I’m seriously considering taking out the old raggedy seat in my Alchemy and replacing it with something bare-bones simple. Any recommendations, kayak brothers and sisters?
I got a Jackson Sweet Cheeks for my Anas Acuta, and it’s probably the most comfortable kayak seat I’ve ever had. They were originally made for whitewater, but they’re every bit as good in a sea kayak.
The Happy Bottom seat from clcboats.com is bare-bones simple, and you can cut the back of the foam wings for a better fit in your cockpit. This is it in my Pygmy Coho.
When I took out the uncomfortable seat that came in my Q400, it turned out the seat pan was pretty good, and a layer of Therm-a-Rest camp pad made it downright comfortable - it’s worth a try.
I never did look for something after that, although I had planned to try the sweet cheeks. I have a happy bottom pad in another boat - it’s pretty good, in my opinion, but doesn’t have much give.
I checked it out and it appears it’s inflated. Does it change your center of gravity at all? Does it affect hip rotation (can your butt slide on it)?
Am currently using a pad cut from Therm-a-Rest RidgeRest on top of my existing seat. Would like something with a little more cushion.
Thanks.
Many thanks for the suggestions.

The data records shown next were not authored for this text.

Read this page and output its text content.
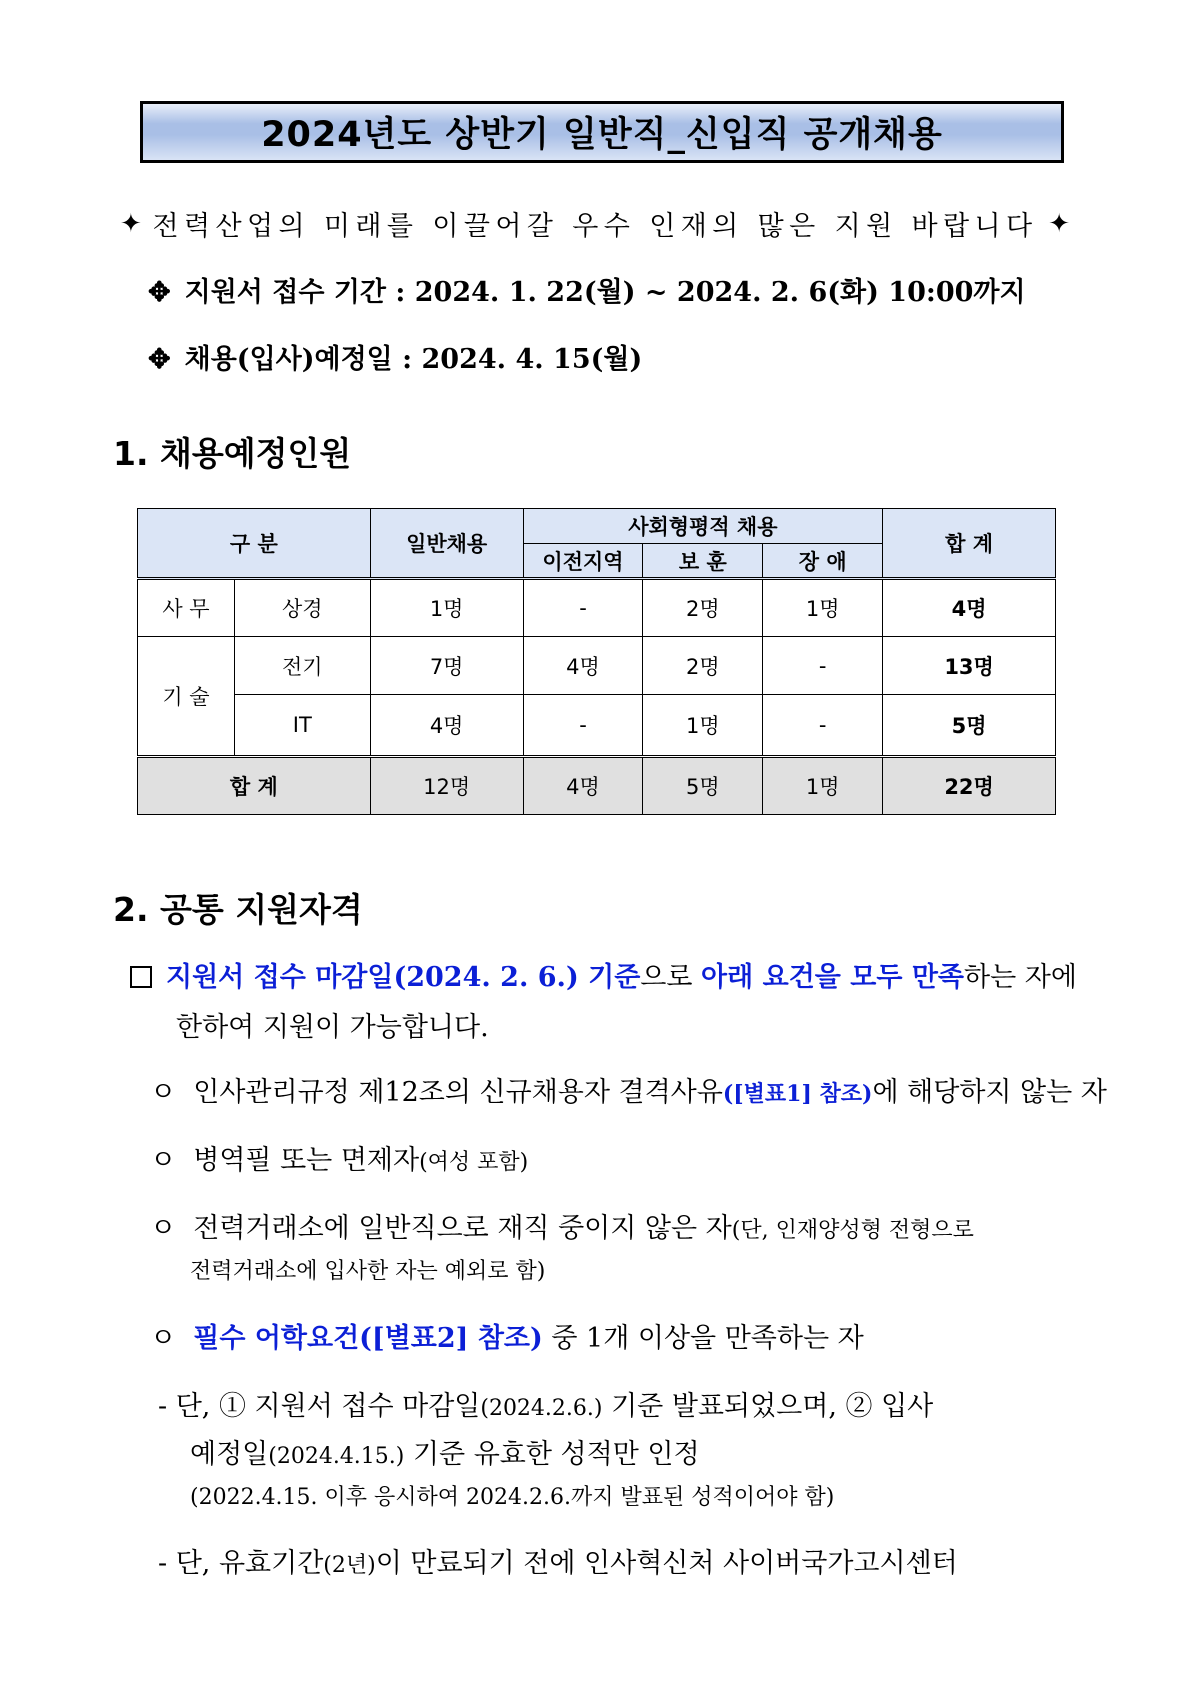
2024년도 상반기 일반직_신입직 공개채용
✦ 전력산업의 미래를 이끌어갈 우수 인재의 많은 지원 바랍니다 ✦
✥ 지원서 접수 기간 : 2024. 1. 22(월) ~ 2024. 2. 6(화) 10:00까지
✥ 채용(입사)예정일 : 2024. 4. 15(월)
1. 채용예정인원
구 분		일반채용	사회형평적 채용			합 계
			이전지역	보 훈	장 애	
사 무	상경	1명	-	2명	1명	4명
기 술	전기	7명	4명	2명	-	13명
	IT	4명	-	1명	-	5명
합 계		12명	4명	5명	1명	22명
2. 공통 지원자격
지원서 접수 마감일(2024. 2. 6.) 기준으로 아래 요건을 모두 만족하는 자에
한하여 지원이 가능합니다.
ㅇ 인사관리규정 제12조의 신규채용자 결격사유([별표1] 참조)에 해당하지 않는 자
ㅇ 병역필 또는 면제자(여성 포함)
ㅇ 전력거래소에 일반직으로 재직 중이지 않은 자(단, 인재양성형 전형으로
전력거래소에 입사한 자는 예외로 함)
ㅇ 필수 어학요건([별표2] 참조) 중 1개 이상을 만족하는 자
- 단, ① 지원서 접수 마감일(2024.2.6.) 기준 발표되었으며, ② 입사
예정일(2024.4.15.) 기준 유효한 성적만 인정
(2022.4.15. 이후 응시하여 2024.2.6.까지 발표된 성적이어야 함)
- 단, 유효기간(2년)이 만료되기 전에 인사혁신처 사이버국가고시센터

Someone mentioned this ‘bumfortable’ a while back. Any thoughts on it?
It’s a bag of tiny foam beads that you shape to the hull of the boat by hand, inflate it, open the valve, and then sit on it and wiggle your butt until it conforms to you and the boat. Then you suck as much air as you can from it, and close the valve. If you do it 3 or 4 times, you can get the seat pretty low where it makes contact with the middle of your cheeks. If the seat is secured in the boat, you don’t slide around because it’s shaped to you. I’d recommend the thinner version because the thicker one did raise me up a bit more than I wanted, but the thinner one feels fine to me balance wise.
Thanks for the update.
The Sweet Cheeks pad is as Wayne described. It came as standard equipment to pad the hard plastic seatpan in my Jackson Sidekick. It has a fuzzy texture which does not allow sliding, and it causes drysuit seat Cordura to grab and bind when rolling repeatedly.

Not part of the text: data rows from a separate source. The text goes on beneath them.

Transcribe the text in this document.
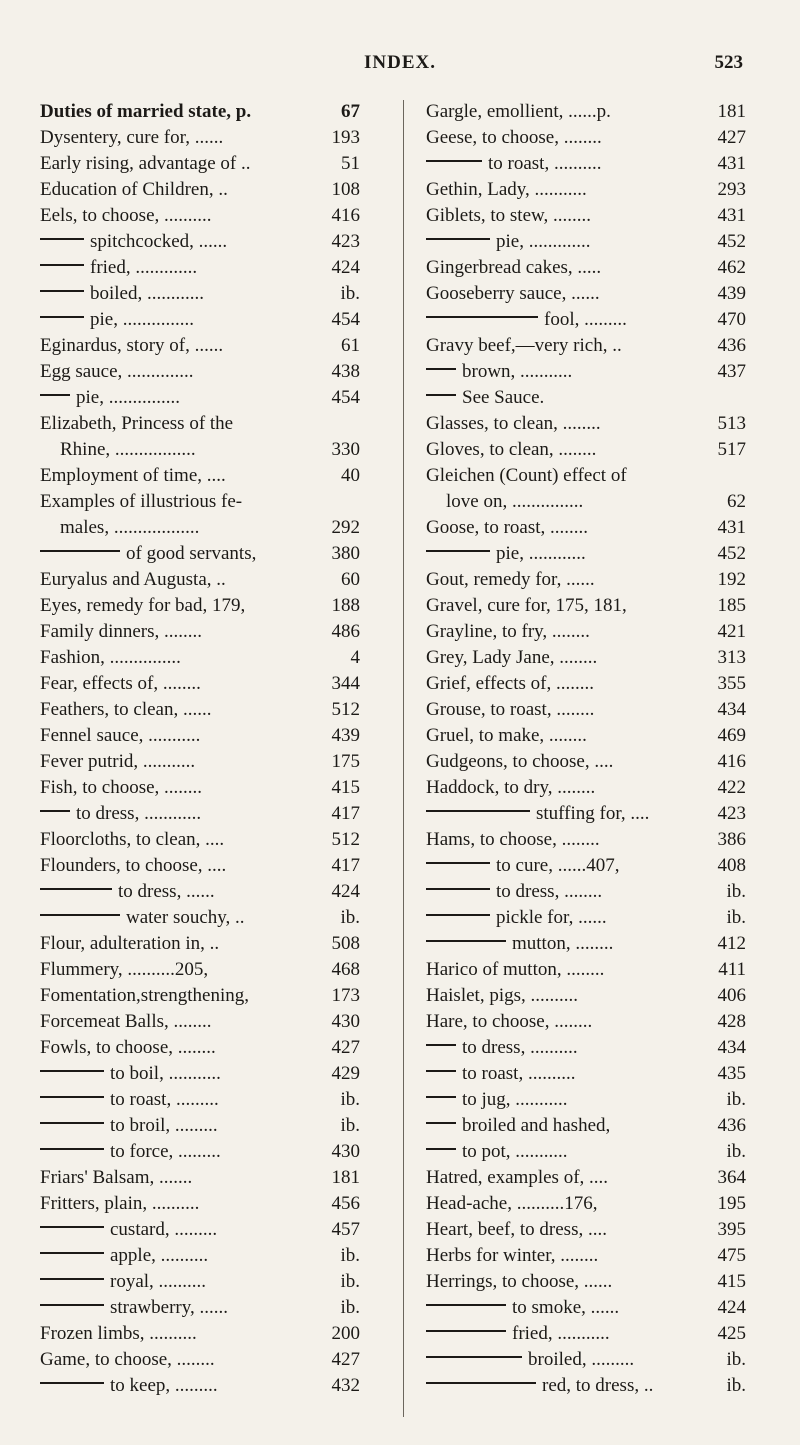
INDEX.	523
Duties of married state, p.	67
Dysentery, cure for, ......	193
Early rising, advantage of ..	51
Education of Children, ..	108
Eels, to choose, ..........	416
spitchcocked, ......	423
fried, .............	424
boiled, ............	ib.
pie, ...............	454
Eginardus, story of, ......	61
Egg sauce, ..............	438
pie, ...............	454
Elizabeth, Princess of the
Rhine, .................	330
Employment of time, ....	40
Examples of illustrious fe-
males, ..................	292
of good servants,	380
Euryalus and Augusta, ..	60
Eyes, remedy for bad, 179,	188
Family dinners, ........	486
Fashion, ...............	4
Fear, effects of, ........	344
Feathers, to clean, ......	512
Fennel sauce, ...........	439
Fever putrid, ...........	175
Fish, to choose, ........	415
to dress, ............	417
Floorcloths, to clean, ....	512
Flounders, to choose, ....	417
to dress, ......	424
water souchy, ..	ib.
Flour, adulteration in, ..	508
Flummery, ..........205,	468
Fomentation,strengthening,	173
Forcemeat Balls, ........	430
Fowls, to choose, ........	427
to boil, ...........	429
to roast, .........	ib.
to broil, .........	ib.
to force, .........	430
Friars' Balsam, .......	181
Fritters, plain, ..........	456
custard, .........	457
apple, ..........	ib.
royal, ..........	ib.
strawberry, ......	ib.
Frozen limbs, ..........	200
Game, to choose, ........	427
to keep, .........	432
Gargle, emollient, ......p.	181
Geese, to choose, ........	427
to roast, ..........	431
Gethin, Lady, ...........	293
Giblets, to stew, ........	431
pie, .............	452
Gingerbread cakes, .....	462
Gooseberry sauce, ......	439
fool, .........	470
Gravy beef,—very rich, ..	436
brown, ...........	437
See Sauce.
Glasses, to clean, ........	513
Gloves, to clean, ........	517
Gleichen (Count) effect of
love on, ...............	62
Goose, to roast, ........	431
pie, ............	452
Gout, remedy for, ......	192
Gravel, cure for, 175, 181,	185
Grayline, to fry, ........	421
Grey, Lady Jane, ........	313
Grief, effects of, ........	355
Grouse, to roast, ........	434
Gruel, to make, ........	469
Gudgeons, to choose, ....	416
Haddock, to dry, ........	422
stuffing for, ....	423
Hams, to choose, ........	386
to cure, ......407,	408
to dress, ........	ib.
pickle for, ......	ib.
mutton, ........	412
Harico of mutton, ........	411
Haislet, pigs, ..........	406
Hare, to choose, ........	428
to dress, ..........	434
to roast, ..........	435
to jug, ...........	ib.
broiled and hashed,	436
to pot, ...........	ib.
Hatred, examples of, ....	364
Head-ache, ..........176,	195
Heart, beef, to dress, ....	395
Herbs for winter, ........	475
Herrings, to choose, ......	415
to smoke, ......	424
fried, ...........	425
broiled, .........	ib.
red, to dress, ..	ib.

I don’t much like it, but it does offer custom shaping. Beware that it also periodically has to be opened up and reshaped because the beans shift no matter what, after a bunch of outings.
It has Velcro to secure it to Jackson seat pans. Other boats would need some way of attaching to these.
Would not be my choice for replacing a SK seat, not if you roll a lot and wear a drysuit. It hinders rotation.
Buy a block of minicell foam and carve it to your liking.
I tried several different seat pads (molded, foam, inflatable, Thermarest) in my skin on frame and none was really that great. Finally I cut a 24” by 30” chunk of the 1/2” thick old-school closed cell Ensolite I had used for years as a backpacking sleeping pad, folded it in half and shoved it in the cockpit, gunwale to gunwale, just below the Snapdragon backband. Presto. I paddle comfortably all day and when I have a shore break I pull it out to sit on.
I bought a Bumfortable foam seat some years ago (to try to get a whiny boyfriend to stop complaining about paddling making his butt hurt and back ache). It did not shut him up so I tried it myself but did not like how it raised my center of gravity and immobilized my hips. I passed it along to a youth outreach kayaking program to use to help fit skinny kids in larger boats. The Bumfortable was not cheap and I had a heck of a tine finding one — this was 7 or 8 years ago.
I had a Bumfortable for a while, to put in an SOF I built. I found it too narrow and it rose too high on the sides. It may be deformable enough to allow rotation, but I didn’t find out because it was just too confining.
The Happy Bottom pictured above works better in the SOF, so it’s still in there. I sanded down the surface as the butt impression was too narrow, I found the side ridges annoying. The hip pads are helpful.